Allgemeine Geschäftsbedingungen

Reisebedingungen der MAMMUT SPORTS GROUP GMBH - MAMMUT ALPINE SCHOOL
("Veranstalter")


WICHTIGER HINWEIS:
Alle Reisen wurden gewissenhaft und präzise vorbereitet und geplant. Der Veranstalter kann jedoch keine Garantie für einen subjektiv vorgestellten Reiseerfolg übernehmen, denn Gipfel können bei ungünstigen Witterungsbedingungen (Schneefall, Eis, Nebel, Regen, Lawinengefahr etc.) nur unter erschwerten Bedingungen oder auch gar nicht zu erreichen sein. Mit dem kurzfristigen Auftauchen solcher Witterungsverhältnisse muss im Gebirge zu jeder Tages- und Jahreszeit stets gerechnet werden.
Ferner ist zu beachten, dass die Reisen teilweise in entlegene Länder führen, in denen die medizinische Versorgung nicht immer mitteleuropäischem Standard entspricht, so dass auch kleine Zwischenfälle schwerwiegende Folgen haben können.


§ 1 Vertragsabschluss
Mit der Anmeldung, die auch auf elektronischem Weg vorgenommen werden kann, bietet der Reisende dem Veranstalter den Abschluss eines Reisevertrages verbindlich an. Der Vertrag kommt durch Annahme seitens des Veranstalters zu Stande, die in Form einer Reisebestätigung auch auf elektronischem Weg erfolgen kann.


§ 2 Widerrufsrecht des Reisenden
1. Der Reisende kann seine Vertragserklärung innerhalb von einem Monat ohne Angabe von Gründen in Textform (z.B. Brief, Fax, E-Mail) widerrufen. Die Frist beginnt nach Erhalt dieser Belehrung in Textform, jedoch nicht vor Vertragsschluss und auch nicht vor Erfüllung der den Veranstalter treffenden Informationspflichten gemäß § 312 g Abs. 1 Satz 1 BGB in Verbindung mit Art. 246 § 3 EGBGB. Zur Wahrung der Widerrufsfrist genügt die rechtzeitige Absendung des Widerrufs. Der Widerruf ist zu richten an: Mammut Sports Group GmbH, Anschützstraße 5, 87700 Memmingen, Telefon: 08331/8392-333, Fax: 08331/8392-211, E-Mail: alpineschool@mammut.ch

2. Widerrufsfolgen
Im Fall eines wirksamen Widerrufs sind die beiderseits empfangenen Leistungen zurückzugewähren und gegebenenfalls gezogene Nutzungen (z.B. Zinsen) herauszugeben. Kann der Reisende dem Veranstalter die empfangene Leistung nicht oder teilweise nicht oder nur in verschlechtertem Zustand zurückgewähren bzw. herausgeben, muss er dem Veranstalter insoweit ggf. Wertersatz leisten.

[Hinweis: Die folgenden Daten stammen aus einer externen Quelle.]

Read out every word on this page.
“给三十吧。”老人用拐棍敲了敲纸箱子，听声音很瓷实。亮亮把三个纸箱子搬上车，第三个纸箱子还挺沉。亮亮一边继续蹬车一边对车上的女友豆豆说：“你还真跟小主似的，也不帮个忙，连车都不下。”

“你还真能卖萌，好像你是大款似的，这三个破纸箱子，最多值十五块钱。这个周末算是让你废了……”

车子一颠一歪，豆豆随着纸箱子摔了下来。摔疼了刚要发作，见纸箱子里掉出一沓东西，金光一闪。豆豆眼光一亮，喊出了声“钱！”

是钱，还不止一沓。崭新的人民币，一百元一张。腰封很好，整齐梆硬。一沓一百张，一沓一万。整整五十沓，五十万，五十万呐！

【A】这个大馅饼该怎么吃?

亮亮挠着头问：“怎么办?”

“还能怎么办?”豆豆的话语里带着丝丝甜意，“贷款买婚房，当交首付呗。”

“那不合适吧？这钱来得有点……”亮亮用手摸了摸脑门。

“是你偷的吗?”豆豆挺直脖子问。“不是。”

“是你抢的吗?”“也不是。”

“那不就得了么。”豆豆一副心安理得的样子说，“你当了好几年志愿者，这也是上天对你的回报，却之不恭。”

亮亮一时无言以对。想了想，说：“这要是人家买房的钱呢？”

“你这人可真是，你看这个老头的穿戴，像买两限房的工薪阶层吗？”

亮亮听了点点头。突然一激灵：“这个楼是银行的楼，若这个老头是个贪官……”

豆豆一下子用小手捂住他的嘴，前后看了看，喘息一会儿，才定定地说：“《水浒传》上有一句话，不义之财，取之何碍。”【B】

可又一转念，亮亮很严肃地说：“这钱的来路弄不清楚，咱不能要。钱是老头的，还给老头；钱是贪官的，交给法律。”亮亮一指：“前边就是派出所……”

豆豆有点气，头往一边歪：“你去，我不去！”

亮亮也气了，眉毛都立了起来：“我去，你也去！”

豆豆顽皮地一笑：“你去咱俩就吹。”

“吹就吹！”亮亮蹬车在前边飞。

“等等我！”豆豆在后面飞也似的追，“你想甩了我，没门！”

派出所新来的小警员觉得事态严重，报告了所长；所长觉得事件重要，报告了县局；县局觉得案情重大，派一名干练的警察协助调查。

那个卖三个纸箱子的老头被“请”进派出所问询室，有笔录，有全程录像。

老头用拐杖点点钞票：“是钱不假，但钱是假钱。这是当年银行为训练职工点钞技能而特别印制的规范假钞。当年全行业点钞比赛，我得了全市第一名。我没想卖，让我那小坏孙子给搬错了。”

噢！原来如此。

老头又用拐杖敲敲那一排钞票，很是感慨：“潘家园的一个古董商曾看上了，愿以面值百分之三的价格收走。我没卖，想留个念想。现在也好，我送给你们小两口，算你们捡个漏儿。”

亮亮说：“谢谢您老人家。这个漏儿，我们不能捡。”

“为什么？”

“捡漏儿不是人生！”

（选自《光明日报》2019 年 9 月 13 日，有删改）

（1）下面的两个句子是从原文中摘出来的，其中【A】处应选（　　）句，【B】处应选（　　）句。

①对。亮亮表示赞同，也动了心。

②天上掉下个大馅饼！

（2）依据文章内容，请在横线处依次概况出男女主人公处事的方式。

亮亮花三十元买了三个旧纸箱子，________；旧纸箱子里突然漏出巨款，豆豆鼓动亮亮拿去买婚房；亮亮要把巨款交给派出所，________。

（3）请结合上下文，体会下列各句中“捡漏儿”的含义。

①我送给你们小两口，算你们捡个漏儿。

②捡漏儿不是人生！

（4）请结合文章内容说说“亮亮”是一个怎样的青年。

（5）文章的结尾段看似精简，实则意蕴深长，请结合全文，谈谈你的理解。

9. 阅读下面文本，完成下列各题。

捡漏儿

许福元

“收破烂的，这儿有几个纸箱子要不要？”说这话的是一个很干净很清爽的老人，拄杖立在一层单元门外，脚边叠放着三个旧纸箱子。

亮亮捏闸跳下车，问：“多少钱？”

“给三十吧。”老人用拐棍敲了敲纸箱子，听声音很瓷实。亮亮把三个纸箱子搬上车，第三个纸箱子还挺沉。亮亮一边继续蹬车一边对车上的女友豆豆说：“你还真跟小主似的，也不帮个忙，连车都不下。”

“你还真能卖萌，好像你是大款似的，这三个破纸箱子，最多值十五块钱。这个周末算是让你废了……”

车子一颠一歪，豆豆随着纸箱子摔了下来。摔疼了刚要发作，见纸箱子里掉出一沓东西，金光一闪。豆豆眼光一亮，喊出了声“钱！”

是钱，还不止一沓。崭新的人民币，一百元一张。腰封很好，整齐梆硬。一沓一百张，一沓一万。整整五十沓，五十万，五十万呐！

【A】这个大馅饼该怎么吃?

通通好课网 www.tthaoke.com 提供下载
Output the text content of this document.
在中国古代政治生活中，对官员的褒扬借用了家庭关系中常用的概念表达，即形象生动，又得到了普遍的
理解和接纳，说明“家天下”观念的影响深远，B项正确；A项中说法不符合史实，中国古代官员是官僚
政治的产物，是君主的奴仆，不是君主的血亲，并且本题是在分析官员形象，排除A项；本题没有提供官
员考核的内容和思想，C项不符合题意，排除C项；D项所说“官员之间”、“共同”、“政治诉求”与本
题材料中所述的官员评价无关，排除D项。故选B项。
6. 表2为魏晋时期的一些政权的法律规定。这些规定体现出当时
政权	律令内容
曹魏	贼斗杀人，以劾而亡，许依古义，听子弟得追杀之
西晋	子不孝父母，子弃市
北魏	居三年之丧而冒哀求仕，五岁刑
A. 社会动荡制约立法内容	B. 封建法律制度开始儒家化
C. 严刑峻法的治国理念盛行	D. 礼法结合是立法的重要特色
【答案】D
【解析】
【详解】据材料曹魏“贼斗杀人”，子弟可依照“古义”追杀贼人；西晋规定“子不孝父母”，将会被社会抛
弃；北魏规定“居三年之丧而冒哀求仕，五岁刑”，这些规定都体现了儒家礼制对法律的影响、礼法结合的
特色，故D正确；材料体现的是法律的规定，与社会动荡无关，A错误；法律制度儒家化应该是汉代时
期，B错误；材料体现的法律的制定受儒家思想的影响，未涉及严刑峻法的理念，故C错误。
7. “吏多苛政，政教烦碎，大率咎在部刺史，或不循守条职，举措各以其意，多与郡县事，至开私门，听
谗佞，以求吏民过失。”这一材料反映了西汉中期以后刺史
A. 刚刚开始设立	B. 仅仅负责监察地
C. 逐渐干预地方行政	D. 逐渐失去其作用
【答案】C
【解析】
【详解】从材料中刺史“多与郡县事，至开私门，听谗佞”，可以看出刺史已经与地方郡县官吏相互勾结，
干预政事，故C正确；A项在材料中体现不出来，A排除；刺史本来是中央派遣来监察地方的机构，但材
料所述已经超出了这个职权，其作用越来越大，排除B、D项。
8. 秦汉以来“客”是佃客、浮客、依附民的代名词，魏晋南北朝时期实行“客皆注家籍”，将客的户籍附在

Dies kann dazu führen, dass der Reisende die vertraglichen Zahlungsverpflichtungen für den Zeitraum bis zum Widerruf gleichwohl erfüllen muss. Verpflichtungen zur Erstattung von Zahlungen müssen innerhalb von 30 Tagen erfüllt werden. Die Frist beginnt für den Reisenden mit der Absendung seiner Widerrufserklärung, für den Veranstalter mit deren Empfang. Das dem Reisenden zustehende Widerrufsrecht erlischt vorzeitig, wenn der Vertrag von beiden Seiten auf seinen ausdrücklichen Wunsch vollständig erfüllt ist, bevor er sein Widerrufsrecht ausgeübt hat.


§ 3 Teilnahmevoraussetzungen und Ersatzbenennung
1. Teilnahmeberechtigt ist jeder Reisender, der gesund, den in der jeweiligen Reisebeschreibung genannten Anforderungen gewachsen und entsprechend ausgerüstet ist.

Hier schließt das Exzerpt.